Were it expedient to enter here into further details, or upon a longer description of the natives of Australia, I might quote largely from Captain Cook’s account of those he saw at Adventure Bay, Van Diemen’s Land, as being more detailed and descriptive, both of the natives in the interior, and of those also around the whole circumference of Australia, than any I could give. In the descriptions by Dampier and other navigators who have touched on any part of these shores we recognise the same natives with all their characteristics, and are led to conclude that they are derived from the same stock and, as the judicious compiler of the first History of New Holland considered it most probable from this and other circumstances “that the number is small, and that the interior parts of the country are inhabited,"* I may observe that I have had no reason to entertain a contrary opinion from what I saw of the interior country beyond the Darling. The native population is very thinly spread over the regions I have explored, amounting to nearly a seventh part of Australia. I cannot estimate the number at more than 6000; but on the contrary I believe it to be considerably less. They may increase rapidly if wild cattle become numerous; and as an instance I may refer to the number and good appearance of the Cudjallagong tribe near Macquarie range where they occasionally fell in with a herd of wild cattle.
(Footnote. History of New Holland pages 31 and 232.)

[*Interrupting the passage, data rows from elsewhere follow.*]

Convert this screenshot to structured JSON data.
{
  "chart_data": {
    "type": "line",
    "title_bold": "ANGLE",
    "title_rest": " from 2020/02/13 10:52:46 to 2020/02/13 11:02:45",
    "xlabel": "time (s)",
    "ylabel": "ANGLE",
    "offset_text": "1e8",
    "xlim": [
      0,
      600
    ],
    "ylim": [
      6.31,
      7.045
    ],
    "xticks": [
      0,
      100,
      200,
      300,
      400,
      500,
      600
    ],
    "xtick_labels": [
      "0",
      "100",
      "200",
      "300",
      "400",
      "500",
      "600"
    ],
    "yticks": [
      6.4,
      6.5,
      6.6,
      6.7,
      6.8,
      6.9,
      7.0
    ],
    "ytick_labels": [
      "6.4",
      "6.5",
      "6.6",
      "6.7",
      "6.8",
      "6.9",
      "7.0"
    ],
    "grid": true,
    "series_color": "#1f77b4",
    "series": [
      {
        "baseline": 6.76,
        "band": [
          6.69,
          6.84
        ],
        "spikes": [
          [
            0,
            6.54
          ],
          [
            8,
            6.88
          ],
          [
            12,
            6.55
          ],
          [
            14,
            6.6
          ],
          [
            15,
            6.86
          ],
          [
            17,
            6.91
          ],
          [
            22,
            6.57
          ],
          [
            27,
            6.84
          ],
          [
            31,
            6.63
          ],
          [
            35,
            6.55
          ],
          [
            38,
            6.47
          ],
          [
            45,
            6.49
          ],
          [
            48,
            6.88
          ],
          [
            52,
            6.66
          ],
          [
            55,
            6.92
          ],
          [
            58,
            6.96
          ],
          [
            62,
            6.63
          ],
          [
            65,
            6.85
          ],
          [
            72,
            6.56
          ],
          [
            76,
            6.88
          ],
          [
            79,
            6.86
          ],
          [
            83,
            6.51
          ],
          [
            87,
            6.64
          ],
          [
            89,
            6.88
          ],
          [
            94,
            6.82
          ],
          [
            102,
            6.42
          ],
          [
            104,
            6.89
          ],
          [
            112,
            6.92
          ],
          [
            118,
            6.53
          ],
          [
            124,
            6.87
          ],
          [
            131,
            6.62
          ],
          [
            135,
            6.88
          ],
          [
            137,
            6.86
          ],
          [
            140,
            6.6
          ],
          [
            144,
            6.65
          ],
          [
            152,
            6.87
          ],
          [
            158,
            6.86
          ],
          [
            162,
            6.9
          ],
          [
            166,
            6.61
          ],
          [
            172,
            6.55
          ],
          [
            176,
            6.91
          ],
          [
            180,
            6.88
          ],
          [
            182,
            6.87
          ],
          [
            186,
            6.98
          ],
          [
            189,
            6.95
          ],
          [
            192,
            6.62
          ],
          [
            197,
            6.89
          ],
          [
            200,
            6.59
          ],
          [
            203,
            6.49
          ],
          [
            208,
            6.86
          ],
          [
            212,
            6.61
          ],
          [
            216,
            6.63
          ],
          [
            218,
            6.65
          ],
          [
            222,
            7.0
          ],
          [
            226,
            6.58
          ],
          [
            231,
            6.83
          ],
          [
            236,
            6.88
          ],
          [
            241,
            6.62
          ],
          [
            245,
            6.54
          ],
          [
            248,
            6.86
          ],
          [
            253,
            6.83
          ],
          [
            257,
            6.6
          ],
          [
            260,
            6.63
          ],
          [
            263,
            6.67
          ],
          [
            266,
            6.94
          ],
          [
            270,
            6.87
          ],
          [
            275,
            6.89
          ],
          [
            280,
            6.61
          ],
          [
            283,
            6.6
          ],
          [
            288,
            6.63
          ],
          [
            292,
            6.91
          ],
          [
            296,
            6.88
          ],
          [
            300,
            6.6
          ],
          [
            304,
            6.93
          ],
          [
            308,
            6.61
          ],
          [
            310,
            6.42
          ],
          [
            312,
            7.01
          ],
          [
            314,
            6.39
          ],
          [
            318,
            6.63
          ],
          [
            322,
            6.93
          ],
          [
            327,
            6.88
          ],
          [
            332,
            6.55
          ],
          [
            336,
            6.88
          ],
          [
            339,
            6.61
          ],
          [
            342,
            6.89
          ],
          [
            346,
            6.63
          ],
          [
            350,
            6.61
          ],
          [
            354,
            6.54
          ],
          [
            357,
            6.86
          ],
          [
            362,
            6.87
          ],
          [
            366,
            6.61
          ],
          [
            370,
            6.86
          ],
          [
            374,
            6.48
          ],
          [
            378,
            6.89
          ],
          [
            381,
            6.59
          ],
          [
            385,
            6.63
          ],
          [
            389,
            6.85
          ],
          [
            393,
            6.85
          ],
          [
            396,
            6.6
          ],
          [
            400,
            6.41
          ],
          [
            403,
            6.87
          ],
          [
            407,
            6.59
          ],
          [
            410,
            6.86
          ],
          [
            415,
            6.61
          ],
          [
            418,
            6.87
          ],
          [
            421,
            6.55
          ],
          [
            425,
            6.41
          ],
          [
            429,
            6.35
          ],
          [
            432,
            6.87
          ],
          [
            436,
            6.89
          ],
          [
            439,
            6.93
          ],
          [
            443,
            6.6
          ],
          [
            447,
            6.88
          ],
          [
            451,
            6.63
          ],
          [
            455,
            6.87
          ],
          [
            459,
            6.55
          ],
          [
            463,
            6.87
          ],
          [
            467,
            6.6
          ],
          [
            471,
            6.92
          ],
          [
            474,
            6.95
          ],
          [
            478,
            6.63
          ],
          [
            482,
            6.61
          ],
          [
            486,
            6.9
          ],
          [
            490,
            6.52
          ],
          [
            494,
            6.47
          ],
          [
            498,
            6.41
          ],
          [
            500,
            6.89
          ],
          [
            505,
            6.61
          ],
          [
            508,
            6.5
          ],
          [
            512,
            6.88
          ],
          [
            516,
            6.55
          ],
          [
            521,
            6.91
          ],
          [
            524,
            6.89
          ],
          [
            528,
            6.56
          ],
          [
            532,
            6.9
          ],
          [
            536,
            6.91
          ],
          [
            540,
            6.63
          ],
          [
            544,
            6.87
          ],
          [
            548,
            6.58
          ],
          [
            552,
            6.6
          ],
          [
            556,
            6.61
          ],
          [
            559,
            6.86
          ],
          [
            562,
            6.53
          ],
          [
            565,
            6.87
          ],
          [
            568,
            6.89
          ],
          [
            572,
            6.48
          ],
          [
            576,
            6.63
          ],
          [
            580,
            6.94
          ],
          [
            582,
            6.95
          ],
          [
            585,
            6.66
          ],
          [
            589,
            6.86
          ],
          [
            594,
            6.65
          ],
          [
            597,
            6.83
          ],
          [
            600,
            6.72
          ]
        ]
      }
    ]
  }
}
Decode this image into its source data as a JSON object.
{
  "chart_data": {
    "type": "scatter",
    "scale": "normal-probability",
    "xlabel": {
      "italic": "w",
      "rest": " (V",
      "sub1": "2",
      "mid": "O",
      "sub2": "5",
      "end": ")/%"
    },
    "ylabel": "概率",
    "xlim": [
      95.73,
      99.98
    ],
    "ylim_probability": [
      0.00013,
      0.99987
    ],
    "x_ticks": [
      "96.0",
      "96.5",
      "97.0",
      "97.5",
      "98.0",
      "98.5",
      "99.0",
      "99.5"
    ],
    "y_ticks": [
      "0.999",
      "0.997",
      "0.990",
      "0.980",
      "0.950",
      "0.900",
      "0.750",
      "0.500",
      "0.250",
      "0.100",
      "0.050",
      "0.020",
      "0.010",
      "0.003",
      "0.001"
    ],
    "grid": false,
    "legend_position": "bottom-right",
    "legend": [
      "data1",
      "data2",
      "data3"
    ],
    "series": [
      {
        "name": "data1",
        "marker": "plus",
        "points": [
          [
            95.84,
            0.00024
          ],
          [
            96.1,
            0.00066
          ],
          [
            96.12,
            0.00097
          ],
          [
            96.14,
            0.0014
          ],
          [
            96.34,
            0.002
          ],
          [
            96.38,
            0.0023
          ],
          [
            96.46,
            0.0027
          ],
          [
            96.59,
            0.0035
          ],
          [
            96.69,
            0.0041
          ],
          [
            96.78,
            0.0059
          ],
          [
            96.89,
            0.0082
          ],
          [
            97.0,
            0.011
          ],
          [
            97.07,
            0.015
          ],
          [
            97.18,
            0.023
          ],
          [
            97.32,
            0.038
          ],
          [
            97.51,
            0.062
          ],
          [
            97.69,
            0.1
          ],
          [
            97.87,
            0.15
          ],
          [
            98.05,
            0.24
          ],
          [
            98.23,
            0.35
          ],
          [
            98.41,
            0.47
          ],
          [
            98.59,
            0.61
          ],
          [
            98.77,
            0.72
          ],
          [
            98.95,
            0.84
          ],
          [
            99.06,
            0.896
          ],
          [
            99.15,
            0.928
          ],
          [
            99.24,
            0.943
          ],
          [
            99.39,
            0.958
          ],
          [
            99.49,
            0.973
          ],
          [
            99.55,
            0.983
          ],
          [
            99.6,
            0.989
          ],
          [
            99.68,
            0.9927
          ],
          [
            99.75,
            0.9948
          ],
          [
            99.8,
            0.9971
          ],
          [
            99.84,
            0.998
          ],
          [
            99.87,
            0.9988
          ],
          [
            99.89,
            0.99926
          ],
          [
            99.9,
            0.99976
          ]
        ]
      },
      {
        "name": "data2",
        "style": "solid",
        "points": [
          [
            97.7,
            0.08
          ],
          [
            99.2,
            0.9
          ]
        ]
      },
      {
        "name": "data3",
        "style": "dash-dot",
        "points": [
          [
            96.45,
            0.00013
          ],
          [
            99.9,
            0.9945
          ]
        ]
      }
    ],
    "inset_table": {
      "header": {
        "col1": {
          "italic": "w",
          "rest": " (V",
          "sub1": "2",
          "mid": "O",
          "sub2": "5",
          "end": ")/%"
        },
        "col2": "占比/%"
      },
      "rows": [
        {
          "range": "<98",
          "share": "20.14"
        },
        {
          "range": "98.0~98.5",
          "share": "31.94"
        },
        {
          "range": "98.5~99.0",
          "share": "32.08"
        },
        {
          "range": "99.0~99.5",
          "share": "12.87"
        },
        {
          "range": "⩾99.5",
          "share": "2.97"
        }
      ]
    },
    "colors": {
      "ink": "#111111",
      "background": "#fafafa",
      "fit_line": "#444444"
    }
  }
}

DESTRUCTION OF THE KANGAROO.
The kangaroo disappears from cattle runs, and is also killed by stockmen merely for the sake of the skin; but no mercy is shown to the natives who may help themselves to a bullock or a sheep. Such a state of things must infallibly lead to the extirpation of the aboriginal natives, as in Van Diemen’s Land, unless timely measures are taken for their civilisation and protection. I have heard some affecting allusions made by natives to the white men’s killing the kangaroo. At present almost every stockman has several strong kangaroo dogs; now it would be only an act of justice towards the aborigines to prohibit white men by law from killing these creatures which are as essential to the natives as cattle are to the Europeans. The prohibition would be at least a proof of the disposition of the strangers to act as humanely as they possibly could towards the natives. If wild cattle on the contrary become numerous the natives also might increase in number and, if not civilised and instructed now, might become formidable and implacable enemies then, as no absolute right to kill even wild cattle would be conceded to them. The evils likely to result from such circumstances were apparent both in the commencement and termination of my first journey; but although the desert character of the interior renders such a state of things less likely to happen, at least on a larger scale, the unfortunate race whom we have found on the shores of Australia are not the less entitled to our protection.